Enoque Silva e Ana Lula
Falando em pressão arterial, certa vez o Trade de São Luís estava em Belém para uma rodada de negócios com o Trade de lá - eu acompanhei muito, por minha conta, a Secretaria de Turismo de São Luís nesses trabalhos de divulgação, mas nesse eu não estava -. Pois bem, trabalharam os dias necessários na cidade e na hora do embarque, todos já entrando no avião, ela teve uma crise de pressão alta e não poderia embarcar. Foi então que o turismólogo Enoque Silva e a jornalista Léa Zaqueu, que participavam da comitiva, se dispuseram à acompanhá-la o tempo que fosse necessário. Medicada, e assistida por médicos do aeroporto, foi liberada para viajar. Ao adentrar no avião entrou falando alto, comemorando e fazendo piada com a situação: "Gente, eu não morri! Eu não morri!!". Todos riam num mix de comemoração e alívio.

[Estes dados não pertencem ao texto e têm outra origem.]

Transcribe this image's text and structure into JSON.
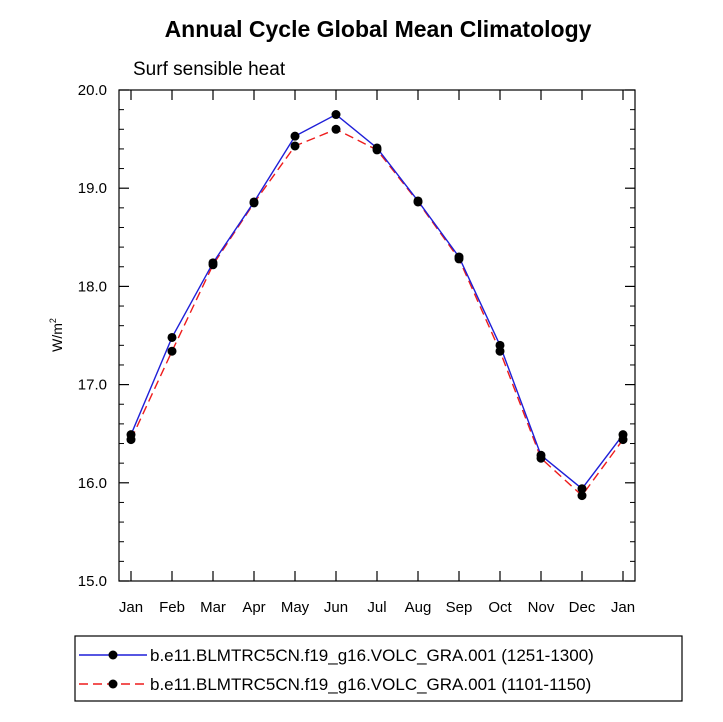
{
  "chart_data": {
    "type": "line",
    "title": "Annual Cycle Global Mean Climatology",
    "subtitle": "Surf sensible heat",
    "xlabel": "",
    "ylabel": "W/m",
    "ylabel_superscript": "2",
    "categories": [
      "Jan",
      "Feb",
      "Mar",
      "Apr",
      "May",
      "Jun",
      "Jul",
      "Aug",
      "Sep",
      "Oct",
      "Nov",
      "Dec",
      "Jan"
    ],
    "ylim": [
      15.0,
      20.0
    ],
    "yticks": [
      "15.0",
      "16.0",
      "17.0",
      "18.0",
      "19.0",
      "20.0"
    ],
    "ytick_values": [
      15.0,
      16.0,
      17.0,
      18.0,
      19.0,
      20.0
    ],
    "grid": false,
    "legend_position": "bottom",
    "series": [
      {
        "name": "b.e11.BLMTRC5CN.f19_g16.VOLC_GRA.001 (1251-1300)",
        "color": "#1f1fd8",
        "dash": "solid",
        "marker": "filled-circle",
        "values": [
          16.49,
          17.48,
          18.24,
          18.86,
          19.53,
          19.75,
          19.41,
          18.87,
          18.3,
          17.4,
          16.28,
          15.94,
          16.49
        ]
      },
      {
        "name": "b.e11.BLMTRC5CN.f19_g16.VOLC_GRA.001 (1101-1150)",
        "color": "#ee1c1c",
        "dash": "dashed",
        "marker": "filled-circle",
        "values": [
          16.44,
          17.34,
          18.22,
          18.85,
          19.43,
          19.6,
          19.39,
          18.86,
          18.28,
          17.34,
          16.25,
          15.87,
          16.44
        ]
      }
    ]
  }
}
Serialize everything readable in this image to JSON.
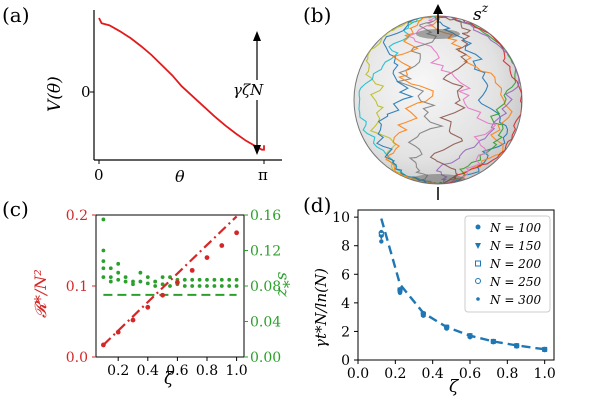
{
  "panels": {
    "a": {
      "label": "(a)",
      "ylabel": "V(θ)",
      "y_zero_tick": "0",
      "x_ticks": [
        "0",
        "θ",
        "π"
      ],
      "annotation": "γζN"
    },
    "b": {
      "label": "(b)",
      "axis_label": "s",
      "axis_label_sup": "z"
    },
    "c": {
      "label": "(c)",
      "ylabel_left": "𝓡*/N²",
      "ylabel_right": "s*z",
      "xlabel": "ζ",
      "left_ticks": [
        "0.0",
        "0.1",
        "0.2"
      ],
      "right_ticks": [
        "0.00",
        "0.04",
        "0.08",
        "0.12",
        "0.16"
      ],
      "x_ticks": [
        "0.2",
        "0.4",
        "0.6",
        "0.8",
        "1.0"
      ]
    },
    "d": {
      "label": "(d)",
      "ylabel": "γt*N/ln(N)",
      "xlabel": "ζ",
      "y_ticks": [
        "0",
        "2",
        "4",
        "6",
        "8",
        "10"
      ],
      "x_ticks": [
        "0.0",
        "0.2",
        "0.4",
        "0.6",
        "0.8",
        "1.0"
      ],
      "legend": [
        "N = 100",
        "N = 150",
        "N = 200",
        "N = 250",
        "N = 300"
      ]
    }
  },
  "colors": {
    "potential": "#e31a1c",
    "red_series": "#d62728",
    "green_series": "#2ca02c",
    "blue_series": "#1f77b4"
  },
  "chart_data": [
    {
      "panel": "a",
      "type": "line",
      "xlabel": "θ",
      "ylabel": "V(θ)",
      "series": [
        {
          "x": [
            0.0,
            0.05,
            0.2,
            0.4,
            0.6,
            0.8,
            1.0,
            1.2,
            1.4,
            1.57,
            1.8,
            2.0,
            2.2,
            2.4,
            2.6,
            2.8,
            3.0,
            3.1,
            3.14,
            3.14
          ],
          "values": [
            1.0,
            0.93,
            0.9,
            0.82,
            0.73,
            0.62,
            0.5,
            0.36,
            0.22,
            0.08,
            -0.07,
            -0.2,
            -0.33,
            -0.45,
            -0.56,
            -0.66,
            -0.74,
            -0.78,
            -0.78,
            -0.72
          ]
        }
      ]
    },
    {
      "panel": "c",
      "type": "scatter",
      "xlabel": "ζ",
      "xlim": [
        0.05,
        1.05
      ],
      "series": [
        {
          "axis": "left",
          "ylim": [
            0,
            0.2
          ],
          "x": [
            0.1,
            0.2,
            0.3,
            0.4,
            0.5,
            0.6,
            0.7,
            0.8,
            0.9,
            1.0
          ],
          "values": [
            0.017,
            0.035,
            0.052,
            0.07,
            0.087,
            0.105,
            0.122,
            0.14,
            0.157,
            0.175
          ],
          "fit": [
            [
              0.1,
              0.017
            ],
            [
              1.0,
              0.198
            ]
          ]
        },
        {
          "axis": "right",
          "ylim": [
            0,
            0.16
          ],
          "x": [
            0.1,
            0.1,
            0.1,
            0.1,
            0.1,
            0.15,
            0.15,
            0.15,
            0.2,
            0.2,
            0.2,
            0.25,
            0.25,
            0.3,
            0.3,
            0.35,
            0.35,
            0.4,
            0.4,
            0.45,
            0.45,
            0.5,
            0.5,
            0.55,
            0.55,
            0.6,
            0.6,
            0.65,
            0.65,
            0.7,
            0.7,
            0.75,
            0.75,
            0.8,
            0.8,
            0.85,
            0.85,
            0.9,
            0.9,
            0.95,
            0.95,
            1.0,
            1.0
          ],
          "values": [
            0.155,
            0.12,
            0.108,
            0.1,
            0.09,
            0.1,
            0.09,
            0.085,
            0.105,
            0.095,
            0.087,
            0.09,
            0.085,
            0.085,
            0.082,
            0.095,
            0.085,
            0.09,
            0.083,
            0.085,
            0.08,
            0.09,
            0.082,
            0.09,
            0.08,
            0.087,
            0.082,
            0.087,
            0.08,
            0.087,
            0.08,
            0.087,
            0.08,
            0.087,
            0.08,
            0.087,
            0.08,
            0.087,
            0.08,
            0.087,
            0.08,
            0.087,
            0.08
          ],
          "fit_level": 0.07
        }
      ]
    },
    {
      "panel": "d",
      "type": "line",
      "xlabel": "ζ",
      "ylabel": "γt*N/ln(N)",
      "xlim": [
        0,
        1.05
      ],
      "ylim": [
        0,
        10.5
      ],
      "x": [
        0.125,
        0.225,
        0.35,
        0.475,
        0.6,
        0.725,
        0.85,
        1.0
      ],
      "series": [
        {
          "name": "N = 100",
          "values": [
            8.3,
            4.7,
            3.1,
            2.2,
            1.6,
            1.25,
            0.95,
            0.7
          ]
        },
        {
          "name": "N = 150",
          "values": [
            8.6,
            4.8,
            3.2,
            2.25,
            1.65,
            1.3,
            1.0,
            0.72
          ]
        },
        {
          "name": "N = 200",
          "values": [
            8.8,
            4.9,
            3.2,
            2.3,
            1.7,
            1.3,
            1.0,
            0.74
          ]
        },
        {
          "name": "N = 250",
          "values": [
            8.9,
            4.9,
            3.25,
            2.3,
            1.7,
            1.3,
            1.0,
            0.74
          ]
        },
        {
          "name": "N = 300",
          "values": [
            9.0,
            5.0,
            3.3,
            2.35,
            1.72,
            1.32,
            1.02,
            0.75
          ]
        }
      ],
      "fit_values": [
        9.9,
        5.3,
        3.3,
        2.3,
        1.7,
        1.3,
        1.02,
        0.75
      ]
    }
  ]
}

Quando cansou dessa luta, da qual concluiu que apenas dava murro em ponta de faca, Ana decidiu fechar o Antigamente - foi então uma grande perda à região da Praia Grande - e decidiu instalar na sua residência, no bairro do Vinhais, um atelier gastronômico, o Casa de Juja. Com sua garra, não tinha medo de recomeçar e s ua nova marca não tardou a ganhar fama e se consolidou como um dos principais points para se ter uma experiência de sabores inesquecíveis em terras do Maranhão. Sua mais famosa criação, o Arroz do Mar, é um dos pratos mais irresistíveis já feitos nessa cidade e copiado em muitos lugares.
Arroz do Mar, mais famoso prato criado por Ana Lula
Chega ontem e soubemos que faleceu mais essa querida amiga, mais que isso, faleceu um grande ícone da cultura gastronômica e do turismo maranhense, vítima do covid. Faleceu ANA LULA, do Antigamente e do Casa de Juja. Nosso 02 de maio de 2021 se fez noite sem estrela ou luar e sem música alguma em pleno início de tarde de domingo. Esse vírus, que insiste em não querer sumir e que, em nosso país, parece ter aliados importantes, a levou embora sem chance de um "até logo". Ana partiu e deixou-nos com o corações tristes, apertados e nossos dias futuros sem o olfato e o paladar da alquimia que tinha domínio como poucos. Nesse tacho que era sua vida, não faltavam temperos e ingredientes... o gás acabou.
Beijos, querida! Você já faz muita falta.